Mortgage Data Exercise (6/22/21) | Mathaus Silva
In preparation for next class' introduction to machine learning, we'll be cleaning the mortgage testing dataset. First, we import the appropriate libraries, load in the mortgage data, and check the data types of the columns.
In order to use this data for a future numeric model, we will be replacing categorical columns seen above (labeled 'object') with boolean columns.
First, we replace the original 'conforming_loan_limit' column with two boolean columns, where 'conforming_loan_limit_c' means conforming loan limit is C (conforming) and 'conforming_loan_limit_nc' means conforming loan limit is NC (not conforming).
Since a loan can only either be conforming or non-conforming, 'conforming_loan_limit_c' and 'conforming_loan_limit_nc' will never store the same value. A similar process will be repeated for 'derived_sex' and 'action_taken' columns.

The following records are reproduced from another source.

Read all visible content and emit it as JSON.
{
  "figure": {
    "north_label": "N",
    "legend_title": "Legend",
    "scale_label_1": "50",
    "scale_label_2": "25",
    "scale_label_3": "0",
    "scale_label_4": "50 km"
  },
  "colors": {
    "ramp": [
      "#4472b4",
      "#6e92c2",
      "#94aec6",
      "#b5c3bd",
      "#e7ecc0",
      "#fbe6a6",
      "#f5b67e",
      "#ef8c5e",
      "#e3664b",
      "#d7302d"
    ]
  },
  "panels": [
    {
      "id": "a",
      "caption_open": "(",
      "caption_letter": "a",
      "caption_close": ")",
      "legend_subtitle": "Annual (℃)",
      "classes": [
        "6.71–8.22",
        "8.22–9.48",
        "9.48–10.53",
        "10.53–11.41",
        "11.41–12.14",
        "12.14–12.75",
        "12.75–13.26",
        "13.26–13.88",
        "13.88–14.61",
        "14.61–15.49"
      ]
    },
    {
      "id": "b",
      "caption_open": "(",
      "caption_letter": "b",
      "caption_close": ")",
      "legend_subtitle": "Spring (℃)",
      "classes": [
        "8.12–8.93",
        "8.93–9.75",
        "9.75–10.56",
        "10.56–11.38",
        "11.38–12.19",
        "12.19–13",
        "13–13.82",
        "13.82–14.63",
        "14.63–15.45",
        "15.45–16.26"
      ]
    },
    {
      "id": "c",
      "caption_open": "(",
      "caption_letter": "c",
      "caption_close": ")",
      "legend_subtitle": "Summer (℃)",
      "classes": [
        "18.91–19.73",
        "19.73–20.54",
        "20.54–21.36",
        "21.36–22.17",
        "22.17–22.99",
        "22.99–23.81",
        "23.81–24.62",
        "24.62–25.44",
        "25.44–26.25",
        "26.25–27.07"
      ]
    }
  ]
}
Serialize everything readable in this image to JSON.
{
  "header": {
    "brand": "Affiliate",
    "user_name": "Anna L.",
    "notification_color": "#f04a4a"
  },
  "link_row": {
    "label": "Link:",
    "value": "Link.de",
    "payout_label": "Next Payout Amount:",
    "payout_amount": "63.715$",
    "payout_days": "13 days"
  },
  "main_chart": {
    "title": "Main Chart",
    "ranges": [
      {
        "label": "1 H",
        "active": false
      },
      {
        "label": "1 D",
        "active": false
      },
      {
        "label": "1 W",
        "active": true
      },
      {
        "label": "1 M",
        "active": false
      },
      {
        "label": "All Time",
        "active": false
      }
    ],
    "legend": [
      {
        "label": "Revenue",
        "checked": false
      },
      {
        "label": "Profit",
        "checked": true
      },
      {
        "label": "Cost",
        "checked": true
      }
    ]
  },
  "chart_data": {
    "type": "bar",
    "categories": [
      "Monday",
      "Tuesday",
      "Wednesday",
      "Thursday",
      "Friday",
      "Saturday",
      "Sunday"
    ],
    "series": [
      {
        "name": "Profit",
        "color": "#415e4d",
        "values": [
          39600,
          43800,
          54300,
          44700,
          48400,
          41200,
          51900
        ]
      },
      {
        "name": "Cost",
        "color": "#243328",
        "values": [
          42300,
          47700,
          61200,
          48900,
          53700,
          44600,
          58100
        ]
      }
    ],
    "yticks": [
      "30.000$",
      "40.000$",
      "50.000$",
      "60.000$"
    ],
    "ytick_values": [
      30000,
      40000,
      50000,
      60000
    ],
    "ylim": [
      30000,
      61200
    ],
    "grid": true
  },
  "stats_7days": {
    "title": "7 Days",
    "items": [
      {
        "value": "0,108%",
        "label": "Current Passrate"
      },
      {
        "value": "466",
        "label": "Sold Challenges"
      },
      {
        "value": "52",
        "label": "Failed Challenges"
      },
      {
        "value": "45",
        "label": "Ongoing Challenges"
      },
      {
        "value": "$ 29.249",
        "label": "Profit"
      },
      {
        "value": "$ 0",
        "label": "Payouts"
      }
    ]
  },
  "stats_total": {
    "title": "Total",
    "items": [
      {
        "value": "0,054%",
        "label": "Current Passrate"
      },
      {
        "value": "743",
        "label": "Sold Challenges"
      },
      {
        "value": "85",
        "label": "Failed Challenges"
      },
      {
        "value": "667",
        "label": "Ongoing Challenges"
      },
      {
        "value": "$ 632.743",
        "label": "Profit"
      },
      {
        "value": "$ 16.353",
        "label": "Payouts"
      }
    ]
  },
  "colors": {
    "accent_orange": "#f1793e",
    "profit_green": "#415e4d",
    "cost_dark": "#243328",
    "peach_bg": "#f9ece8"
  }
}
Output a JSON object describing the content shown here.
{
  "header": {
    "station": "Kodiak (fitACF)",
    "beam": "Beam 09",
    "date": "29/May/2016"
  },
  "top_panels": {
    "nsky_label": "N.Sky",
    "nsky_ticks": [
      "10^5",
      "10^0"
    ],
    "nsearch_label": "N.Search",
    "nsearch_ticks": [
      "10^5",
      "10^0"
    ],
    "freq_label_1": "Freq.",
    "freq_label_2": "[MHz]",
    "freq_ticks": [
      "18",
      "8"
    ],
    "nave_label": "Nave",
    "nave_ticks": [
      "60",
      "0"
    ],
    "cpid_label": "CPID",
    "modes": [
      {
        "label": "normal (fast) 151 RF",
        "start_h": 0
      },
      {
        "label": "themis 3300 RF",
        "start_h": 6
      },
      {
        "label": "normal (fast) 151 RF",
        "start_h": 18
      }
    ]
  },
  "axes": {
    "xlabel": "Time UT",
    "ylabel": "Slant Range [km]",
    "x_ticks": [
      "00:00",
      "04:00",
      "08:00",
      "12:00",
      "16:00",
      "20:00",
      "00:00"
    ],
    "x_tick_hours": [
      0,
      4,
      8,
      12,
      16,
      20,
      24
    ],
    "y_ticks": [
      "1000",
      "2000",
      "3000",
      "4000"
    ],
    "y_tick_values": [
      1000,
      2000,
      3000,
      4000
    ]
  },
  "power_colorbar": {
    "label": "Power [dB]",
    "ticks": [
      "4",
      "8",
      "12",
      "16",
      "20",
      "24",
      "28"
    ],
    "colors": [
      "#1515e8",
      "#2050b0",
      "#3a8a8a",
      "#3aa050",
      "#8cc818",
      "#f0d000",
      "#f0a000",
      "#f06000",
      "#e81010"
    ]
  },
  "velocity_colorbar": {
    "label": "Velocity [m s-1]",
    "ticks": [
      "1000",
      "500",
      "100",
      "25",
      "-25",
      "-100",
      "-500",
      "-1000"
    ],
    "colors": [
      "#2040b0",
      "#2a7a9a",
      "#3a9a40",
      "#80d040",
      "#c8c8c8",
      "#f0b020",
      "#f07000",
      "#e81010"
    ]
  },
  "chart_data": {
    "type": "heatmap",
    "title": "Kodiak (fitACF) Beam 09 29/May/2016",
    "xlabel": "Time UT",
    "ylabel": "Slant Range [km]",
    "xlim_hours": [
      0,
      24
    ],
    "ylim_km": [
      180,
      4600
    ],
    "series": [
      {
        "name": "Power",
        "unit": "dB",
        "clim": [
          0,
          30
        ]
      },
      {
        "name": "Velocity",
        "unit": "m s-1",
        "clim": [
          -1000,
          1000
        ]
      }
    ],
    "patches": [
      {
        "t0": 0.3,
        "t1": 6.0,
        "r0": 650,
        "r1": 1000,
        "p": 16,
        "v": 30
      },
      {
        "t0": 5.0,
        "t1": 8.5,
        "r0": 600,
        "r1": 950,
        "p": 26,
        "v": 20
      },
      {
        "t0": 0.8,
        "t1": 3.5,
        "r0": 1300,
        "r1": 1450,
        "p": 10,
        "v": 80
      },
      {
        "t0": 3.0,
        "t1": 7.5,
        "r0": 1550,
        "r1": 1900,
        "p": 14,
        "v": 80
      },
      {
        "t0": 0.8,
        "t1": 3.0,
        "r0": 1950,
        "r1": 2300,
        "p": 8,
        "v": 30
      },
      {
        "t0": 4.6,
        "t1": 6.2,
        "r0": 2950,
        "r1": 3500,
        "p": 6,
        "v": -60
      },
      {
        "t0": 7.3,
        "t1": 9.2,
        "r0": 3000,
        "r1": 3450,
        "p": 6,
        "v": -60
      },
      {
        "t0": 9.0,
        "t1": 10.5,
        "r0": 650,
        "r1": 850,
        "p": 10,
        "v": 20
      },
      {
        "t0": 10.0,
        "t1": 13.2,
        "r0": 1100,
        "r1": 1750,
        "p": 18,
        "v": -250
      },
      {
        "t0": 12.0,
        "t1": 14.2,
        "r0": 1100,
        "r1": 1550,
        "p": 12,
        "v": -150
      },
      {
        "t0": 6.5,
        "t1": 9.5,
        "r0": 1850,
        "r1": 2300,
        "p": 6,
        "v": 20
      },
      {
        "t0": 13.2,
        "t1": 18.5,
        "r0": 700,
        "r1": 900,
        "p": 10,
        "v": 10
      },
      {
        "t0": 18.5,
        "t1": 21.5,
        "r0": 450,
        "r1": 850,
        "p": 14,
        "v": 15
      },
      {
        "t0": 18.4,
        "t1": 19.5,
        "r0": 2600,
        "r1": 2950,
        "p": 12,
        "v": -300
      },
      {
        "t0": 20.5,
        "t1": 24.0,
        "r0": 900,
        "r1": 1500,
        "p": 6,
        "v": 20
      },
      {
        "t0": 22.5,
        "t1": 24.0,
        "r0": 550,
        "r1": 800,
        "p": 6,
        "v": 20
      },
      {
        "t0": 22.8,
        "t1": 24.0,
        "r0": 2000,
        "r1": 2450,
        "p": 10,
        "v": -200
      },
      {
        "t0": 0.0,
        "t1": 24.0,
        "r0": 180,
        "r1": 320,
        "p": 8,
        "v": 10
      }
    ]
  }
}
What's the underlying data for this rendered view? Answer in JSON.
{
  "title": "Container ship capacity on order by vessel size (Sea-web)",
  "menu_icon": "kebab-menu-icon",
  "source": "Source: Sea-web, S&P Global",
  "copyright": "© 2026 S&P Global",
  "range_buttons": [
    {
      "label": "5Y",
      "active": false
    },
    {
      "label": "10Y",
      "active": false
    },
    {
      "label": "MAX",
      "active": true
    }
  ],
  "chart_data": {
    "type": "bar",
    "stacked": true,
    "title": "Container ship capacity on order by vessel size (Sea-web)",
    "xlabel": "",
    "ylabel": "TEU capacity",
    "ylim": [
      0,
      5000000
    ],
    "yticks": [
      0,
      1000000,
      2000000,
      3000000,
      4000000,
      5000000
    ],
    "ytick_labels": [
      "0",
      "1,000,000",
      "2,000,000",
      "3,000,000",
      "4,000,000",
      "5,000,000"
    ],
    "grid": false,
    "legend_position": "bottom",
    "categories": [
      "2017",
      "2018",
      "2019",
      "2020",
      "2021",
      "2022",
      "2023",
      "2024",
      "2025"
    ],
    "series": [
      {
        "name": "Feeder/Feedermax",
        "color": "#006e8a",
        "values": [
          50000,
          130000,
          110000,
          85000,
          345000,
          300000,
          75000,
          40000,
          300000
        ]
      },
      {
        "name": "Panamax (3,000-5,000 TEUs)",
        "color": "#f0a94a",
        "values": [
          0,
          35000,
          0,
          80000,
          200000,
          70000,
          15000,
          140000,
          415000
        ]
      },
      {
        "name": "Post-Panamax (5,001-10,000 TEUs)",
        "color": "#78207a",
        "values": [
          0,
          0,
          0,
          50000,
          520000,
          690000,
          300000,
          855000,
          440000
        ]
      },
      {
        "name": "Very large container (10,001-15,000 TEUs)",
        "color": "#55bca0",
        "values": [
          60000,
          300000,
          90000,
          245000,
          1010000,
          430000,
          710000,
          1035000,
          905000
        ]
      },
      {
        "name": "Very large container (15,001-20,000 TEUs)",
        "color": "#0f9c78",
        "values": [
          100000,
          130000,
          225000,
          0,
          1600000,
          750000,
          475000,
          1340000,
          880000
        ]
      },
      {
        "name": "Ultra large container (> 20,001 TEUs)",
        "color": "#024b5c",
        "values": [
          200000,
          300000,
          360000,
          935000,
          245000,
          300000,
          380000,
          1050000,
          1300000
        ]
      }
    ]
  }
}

We replace the original 'derived_sex' column with two boolean columns, where 'derived_sex_m' means derived sex is Male and 'derived_sex_f' means derived sex is Female.
As for the action_taken column, it only contains 1s and 2s. This is because the dataset was filtered to only include accepted or rejected mortgages (no withdrawals, pre-approvals, etc.). We are replacing this column with another boolean column, using 0s and 1s for False/True, meaning "application accepted."
Now, column 'application_accepted' outputs 0 for every denied application, and 1 for every approved application.
The 'debt_to_income_ratio' column is categorical as opposed to numeric. We can make it numeric by replacing each category with a central value in that category. In this case, we'll be using a dictionary to assign a value to a range of percentages and later mapping it to the 'debt_to_income_ratio' column. Values that don't fall into the following ranges will remain untouched.
Now that we've replaced all our categorical columns, we use 'df.dtypes' once again to check that our columns have changed to numeric data types.
As they are all now numeric columns, our DataFrame is cleaned and ready to export as a CSV file.